9 essential tools to detect and fix performance issues in .NET
Following are the tools used for detecting and fixing performance issues in .NET:
Visual Studio Profiling Tools: Visual Studio comes with excellent profiling tools for locating bottlenecks and sluggish processes right out of the box. The Diagnostics Tools is one such tool. This view is ideal for displaying an overview of all of your website's resources. If you want to go deeper, though, it is recommended to use the Performance Profiler.
.NET Code Profilers: A excellent code profiler is your best ally if you're trying to improve the performance of your code line by line. They're ideal when you have a console app and want to run a method 1,000 times to fine-tune CPU and memory utilization. They're also helpful for finding hot routes in your code when coupled to existing Windows Services or ASP.NET apps.
.NET Application Performance Management(APM): Application performance management tools are made to perform lightweight code profiling on every single web request without slowing down your applications. They can gather all the high-level information you need to identify typical performance issues and continuously monitor your production apps to ensure they are always up and running.
Real User Monitoring: The majority of APM vendors also offer real-time user monitoring. There is also a slew of tools that specialize in simply real-time user monitoring, such as load balancer tools.
Windows Performance Counter: Microsoft includes numerous built-in metrics for the CLR, ASP.NET, IIS app pools, and other areas. Garbage collection, request queuing, memory utilization, CPU usage, HTTP error rates, and many more are among the most critical ones to measure when it comes to performance.
Key Performance Indicators(KPIs) Custom Metrics: Creating and measuring your own custom application metrics is one of the most effective ways to track the success of your app. You can create your own Windows performance counters, use statsd, or use a variety of third-party services to measure your own custom data.
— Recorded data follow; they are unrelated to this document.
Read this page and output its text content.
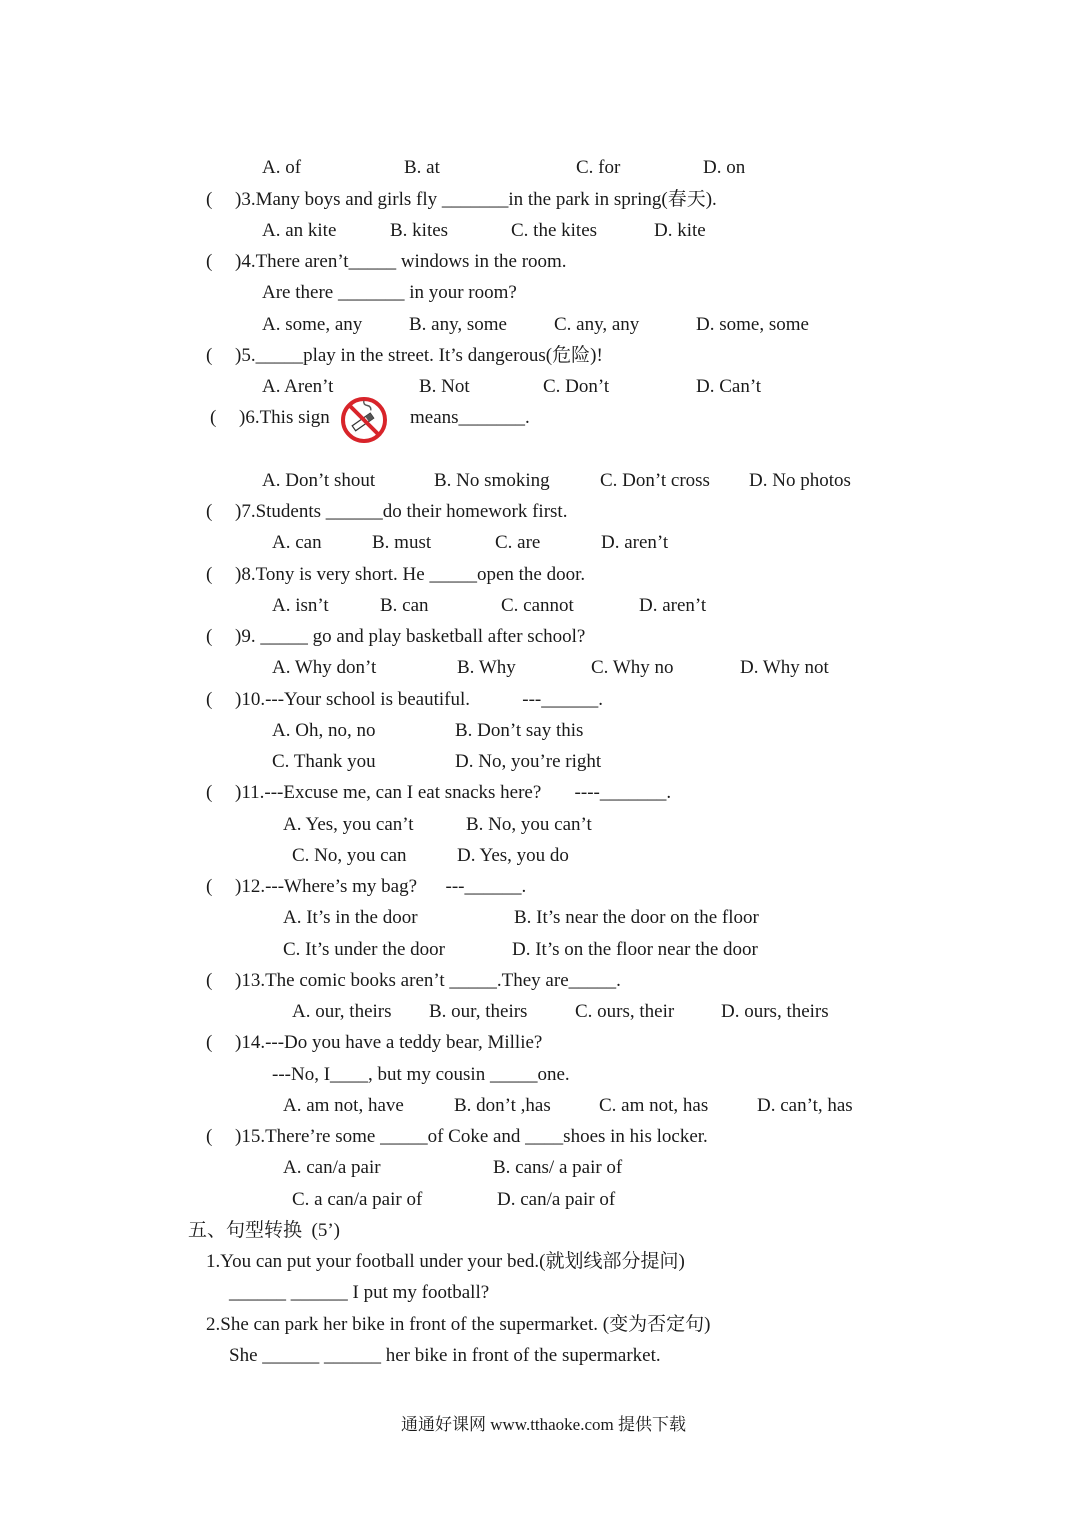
A. of	B. at	C. for	D. on
( )3.Many boys and girls fly _______in the park in spring(春天).
A. an kite	B. kites	C. the kites	D. kite
( )4.There aren’t_____ windows in the room.
Are there _______ in your room?
A. some, any B. any, some C. any, any	D. some, some
( )5._____play in the street. It’s dangerous(危险)!
A. Aren’t	B. Not	C. Don’t	D. Can’t
( )6.This sign	means_______.
A. Don’t shout	B. No smoking	C. Don’t cross D. No photos
( )7.Students ______do their homework first.
A. can	B. must	C. are	D. aren’t
( )8.Tony is very short. He _____open the door.
A. isn’t	B. can	C. cannot	D. aren’t
( )9. _____ go and play basketball after school?
A. Why don’t	B. Why	C. Why no	D. Why not
( )10.---Your school is beautiful.           ---______.
A. Oh, no, no	B. Don’t say this
C. Thank you	D. No, you’re right
( )11.---Excuse me, can I eat snacks here?       ----_______.
A. Yes, you can’t	B. No, you can’t
C. No, you can	D. Yes, you do
( )12.---Where’s my bag?      ---______.
A. It’s in the door	B. It’s near the door on the floor
C. It’s under the door	D. It’s on the floor near the door
( )13.The comic books aren’t _____.They are_____.
A. our, theirs B. our, theirs	C. ours, their D. ours, theirs
( )14.---Do you have a teddy bear, Millie?
---No, I____, but my cousin _____one.
A. am not, have	B. don’t ,has	C. am not, has	D. can’t, has
( )15.There’re some _____of Coke and ____shoes in his locker.
A. can/a pair	B. cans/ a pair of
C. a can/a pair of	D. can/a pair of
五、句型转换  (5’)
1.You can put your football under your bed.(就划线部分提问)
______ ______ I put my football?
2.She can park her bike in front of the supermarket. (变为否定句)
She ______ ______ her bike in front of the supermarket.
通通好课网 www.tthaoke.com 提供下载
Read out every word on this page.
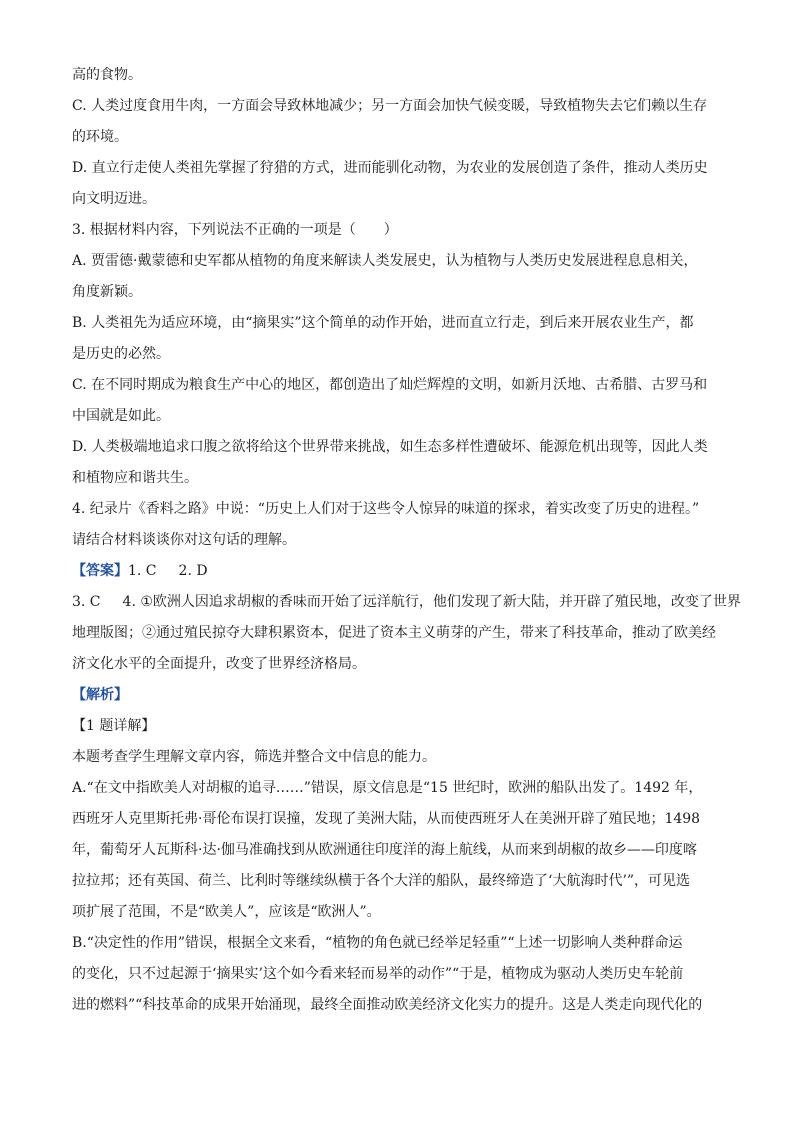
高的食物。
C. 人类过度食用牛肉，一方面会导致林地减少；另一方面会加快气候变暖，导致植物失去它们赖以生存
的环境。
D. 直立行走使人类祖先掌握了狩猎的方式，进而能驯化动物，为农业的发展创造了条件，推动人类历史
向文明迈进。
3. 根据材料内容，下列说法不正确的一项是（　　）
A. 贾雷德·戴蒙德和史军都从植物的角度来解读人类发展史，认为植物与人类历史发展进程息息相关，
角度新颖。
B. 人类祖先为适应环境，由“摘果实”这个简单的动作开始，进而直立行走，到后来开展农业生产，都
是历史的必然。
C. 在不同时期成为粮食生产中心的地区，都创造出了灿烂辉煌的文明，如新月沃地、古希腊、古罗马和
中国就是如此。
D. 人类极端地追求口腹之欲将给这个世界带来挑战，如生态多样性遭破坏、能源危机出现等，因此人类
和植物应和谐共生。
4. 纪录片《香料之路》中说：“历史上人们对于这些令人惊异的味道的探求，着实改变了历史的进程。”
请结合材料谈谈你对这句话的理解。
【答案】1. C 2. D
3. C 4. ①欧洲人因追求胡椒的香味而开始了远洋航行，他们发现了新大陆，并开辟了殖民地，改变了世界
地理版图；②通过殖民掠夺大肆积累资本，促进了资本主义萌芽的产生，带来了科技革命，推动了欧美经
济文化水平的全面提升，改变了世界经济格局。
【解析】
【1 题详解】
本题考查学生理解文章内容，筛选并整合文中信息的能力。
A.“在文中指欧美人对胡椒的追寻……”错误，原文信息是“15 世纪时，欧洲的船队出发了。1492 年，
西班牙人克里斯托弗·哥伦布误打误撞，发现了美洲大陆，从而使西班牙人在美洲开辟了殖民地；1498
年，葡萄牙人瓦斯科·达·伽马准确找到从欧洲通往印度洋的海上航线，从而来到胡椒的故乡——印度喀
拉拉邦；还有英国、荷兰、比利时等继续纵横于各个大洋的船队，最终缔造了‘大航海时代’”，可见选
项扩展了范围，不是“欧美人”，应该是“欧洲人”。
B.“决定性的作用”错误，根据全文来看，“植物的角色就已经举足轻重”“上述一切影响人类种群命运
的变化，只不过起源于‘摘果实’这个如今看来轻而易举的动作”“于是，植物成为驱动人类历史车轮前
进的燃料”“科技革命的成果开始涌现，最终全面推动欧美经济文化实力的提升。这是人类走向现代化的
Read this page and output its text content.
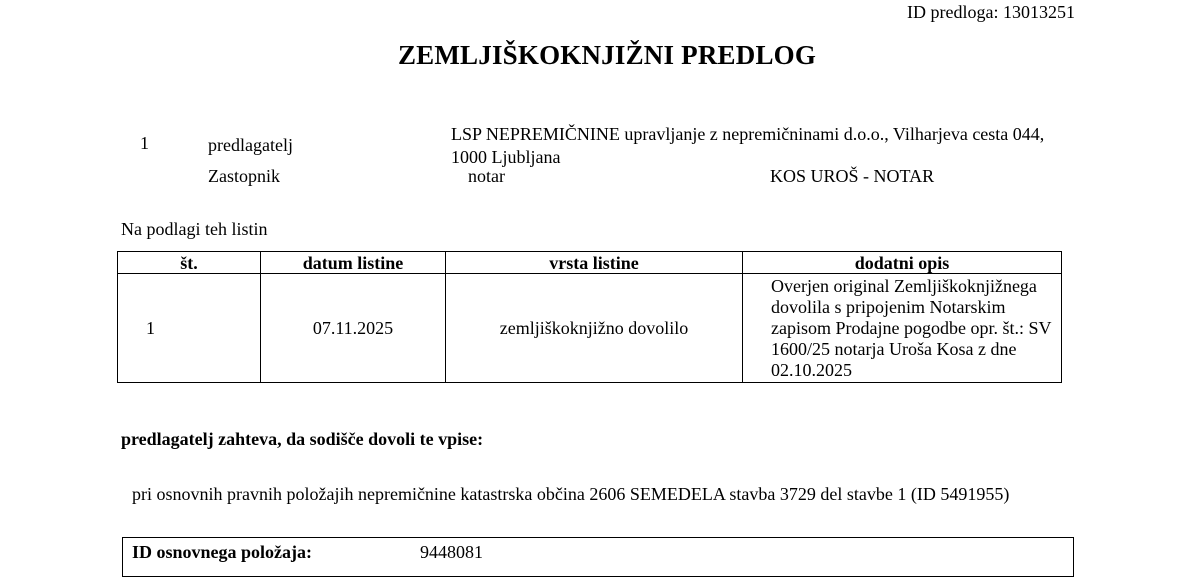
ID predloga: 13013251
ZEMLJIŠKOKNJIŽNI PREDLOG
1	predlagatelj
LSP NEPREMIČNINE upravljanje z nepremičninami d.o.o., Vilharjeva cesta 044, 1000 Ljubljana
Zastopnik	notar	KOS UROŠ - NOTAR
Na podlagi teh listin
št.	datum listine	vrsta listine	dodatni opis
1	07.11.2025	zemljiškoknjižno dovolilo	Overjen original Zemljiškoknjižnega dovolila s pripojenim Notarskim zapisom Prodajne pogodbe opr. št.: SV 1600/25 notarja Uroša Kosa z dne 02.10.2025
predlagatelj zahteva, da sodišče dovoli te vpise:
pri osnovnih pravnih položajih nepremičnine katastrska občina 2606 SEMEDELA stavba 3729 del stavbe 1 (ID 5491955)
ID osnovnega položaja:	9448081
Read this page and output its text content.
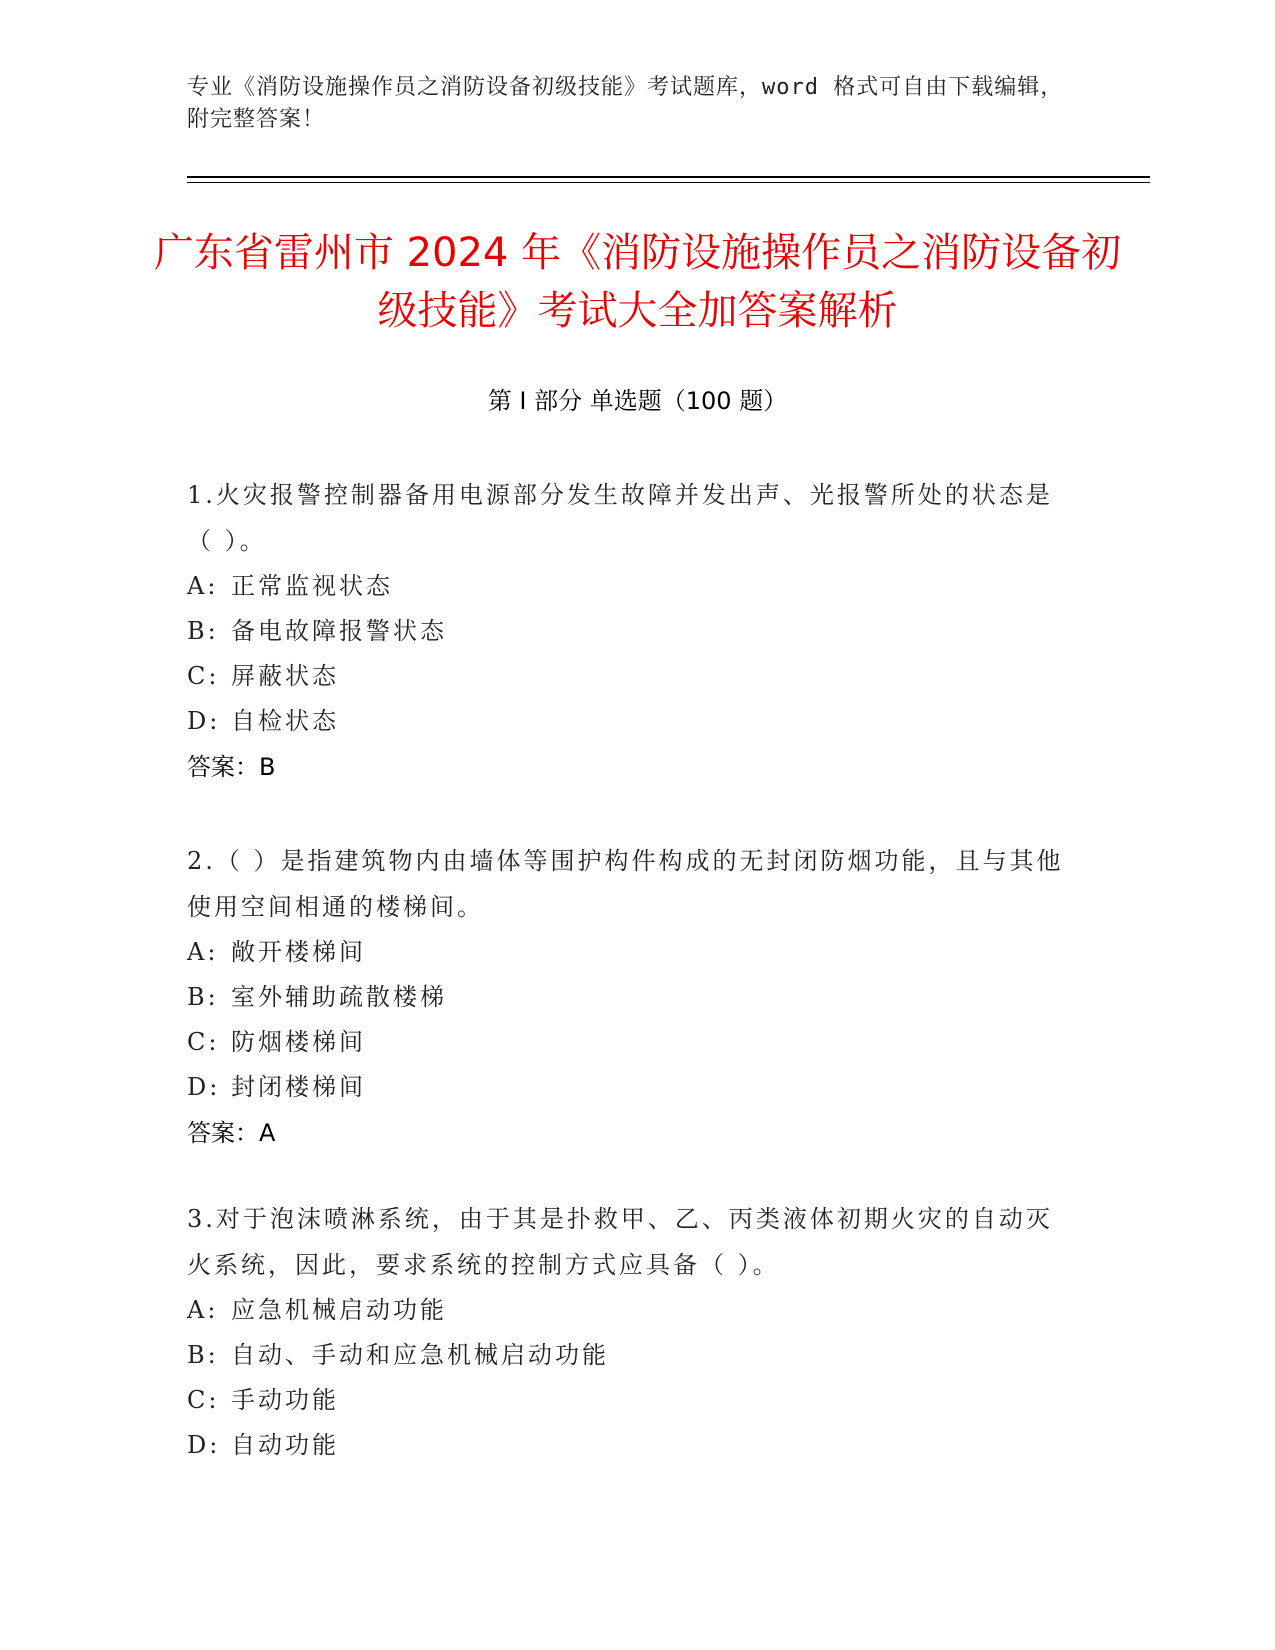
专业《消防设施操作员之消防设备初级技能》考试题库，word 格式可自由下载编辑，附完整答案！
广东省雷州市 2024 年《消防设施操作员之消防设备初级技能》考试大全加答案解析
第 I 部分 单选题（100 题）
1.火灾报警控制器备用电源部分发生故障并发出声、光报警所处的状态是（ ）。
A: 正常监视状态
B: 备电故障报警状态
C: 屏蔽状态
D: 自检状态
答案：B
2.（ ）是指建筑物内由墙体等围护构件构成的无封闭防烟功能，且与其他使用空间相通的楼梯间。
A: 敞开楼梯间
B: 室外辅助疏散楼梯
C: 防烟楼梯间
D: 封闭楼梯间
答案：A
3.对于泡沫喷淋系统，由于其是扑救甲、乙、丙类液体初期火灾的自动灭火系统，因此，要求系统的控制方式应具备（ ）。
A: 应急机械启动功能
B: 自动、手动和应急机械启动功能
C: 手动功能
D: 自动功能
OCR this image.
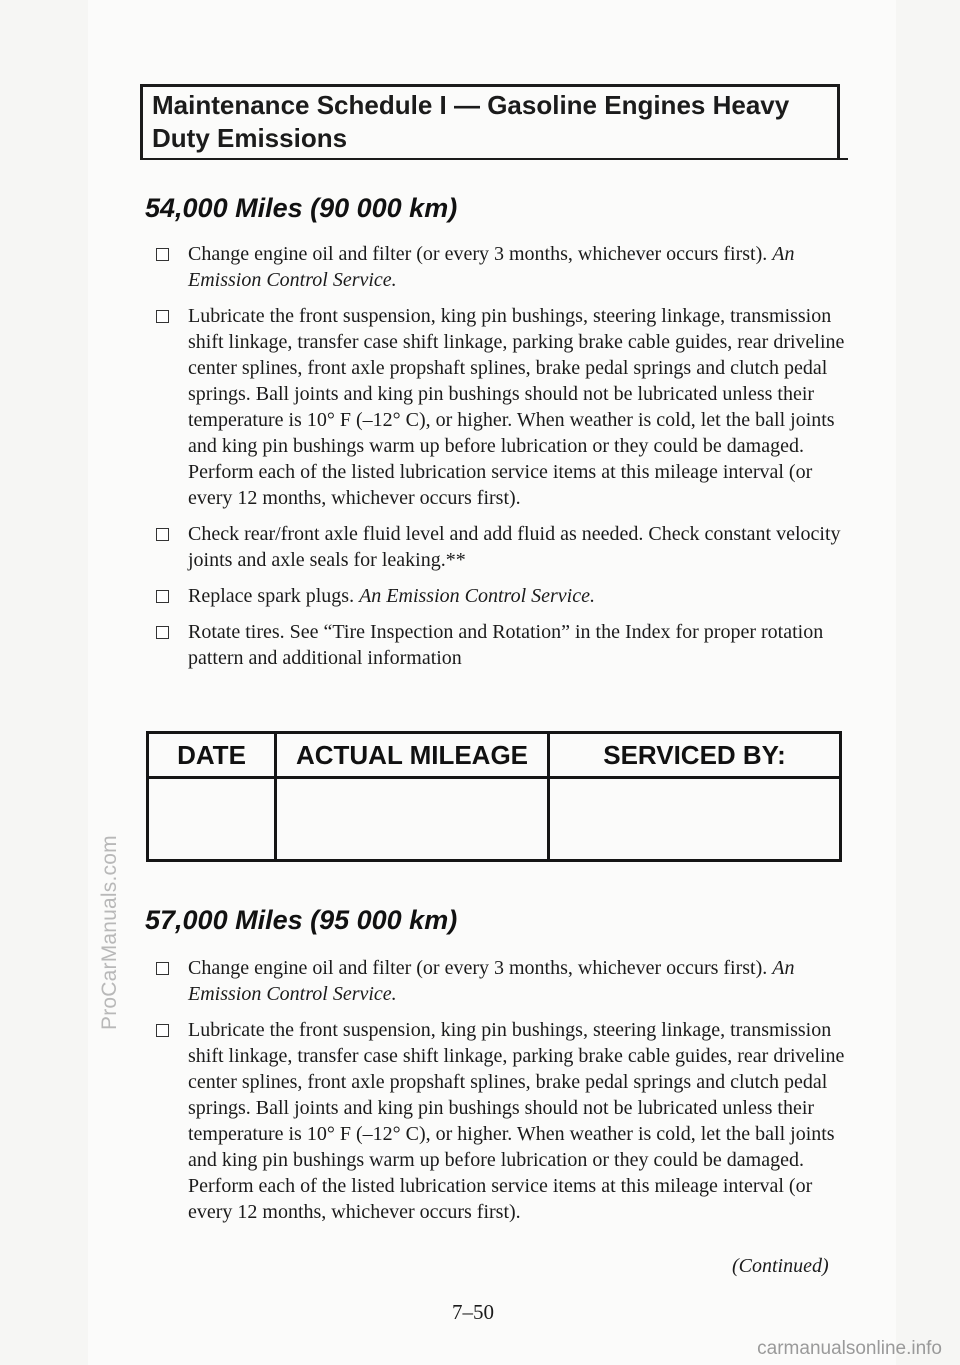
ProCarManuals.com
Maintenance Schedule I — Gasoline Engines Heavy Duty Emissions
54,000 Miles (90 000 km)
Change engine oil and filter (or every 3 months, whichever occurs first). An Emission Control Service.
Lubricate the front suspension, king pin bushings, steering linkage, transmission shift linkage, transfer case shift linkage, parking brake cable guides, rear driveline center splines, front axle propshaft splines, brake pedal springs and clutch pedal springs. Ball joints and king pin bushings should not be lubricated unless their temperature is 10° F (–12° C), or higher. When weather is cold, let the ball joints and king pin bushings warm up before lubrication or they could be damaged. Perform each of the listed lubrication service items at this mileage interval (or every 12 months, whichever occurs first).
Check rear/front axle fluid level and add fluid as needed. Check constant velocity joints and axle seals for leaking.**
Replace spark plugs. An Emission Control Service.
Rotate tires. See “Tire Inspection and Rotation” in the Index for proper rotation pattern and additional information
DATE	ACTUAL MILEAGE	SERVICED BY:
57,000 Miles (95 000 km)
Change engine oil and filter (or every 3 months, whichever occurs first). An Emission Control Service.
Lubricate the front suspension, king pin bushings, steering linkage, transmission shift linkage, transfer case shift linkage, parking brake cable guides, rear driveline center splines, front axle propshaft splines, brake pedal springs and clutch pedal springs. Ball joints and king pin bushings should not be lubricated unless their temperature is 10° F (–12° C), or higher. When weather is cold, let the ball joints and king pin bushings warm up before lubrication or they could be damaged. Perform each of the listed lubrication service items at this mileage interval (or every 12 months, whichever occurs first).
(Continued)
7–50
carmanualsonline.info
Web Server(IIS) Access Logs: You may rapidly open or tail your IIS log files to see how long it takes a specific request to load. You could even aggregate all of them, analyze them, and query them to find out what your most frequently utilized queries are, as well as what your slowest requests are. If you're attempting to keep track of them on your own, it can be difficult. You can also send all of your logs to a third-party log management solution that will help you search and see them all. If you don't have an APM solution, one approach to accomplish basic ASP.NET performance monitoring is to parse your IIS logs.
ASP.NET Failed Request Tracing: Failed request tracing is a lesser-known and less-used capability of IIS. It can be used to track a lot of information about IIS requests that fulfill particular configuration conditions. You can program them to respond to specific HTTP status codes, time spent, or event severity levels.
Exception Tracking: Application exceptions are one of the most common reasons for performance issues. When an exception is thrown, the thread comes to a halt while the stack trace is gathered. Even seemingly innocuous handled exceptions might cause significant performance bottlenecks when the service is overloaded. To detect critical problems, new errors, and track error rates over time, it's necessary to aggregate and monitor all of your exceptions. Every development team needs an error or bug tracking tool in their arsenal.
Conclusion
There are the top ASP.NET performance tools available at your disposal. You can choose one or more of these tools depending on what you're attempting to achieve. Every tool is unique, and you’re most likely to use all these tools described here at some point in your developer life. It is quite beneficial to at least be aware of your possibilities.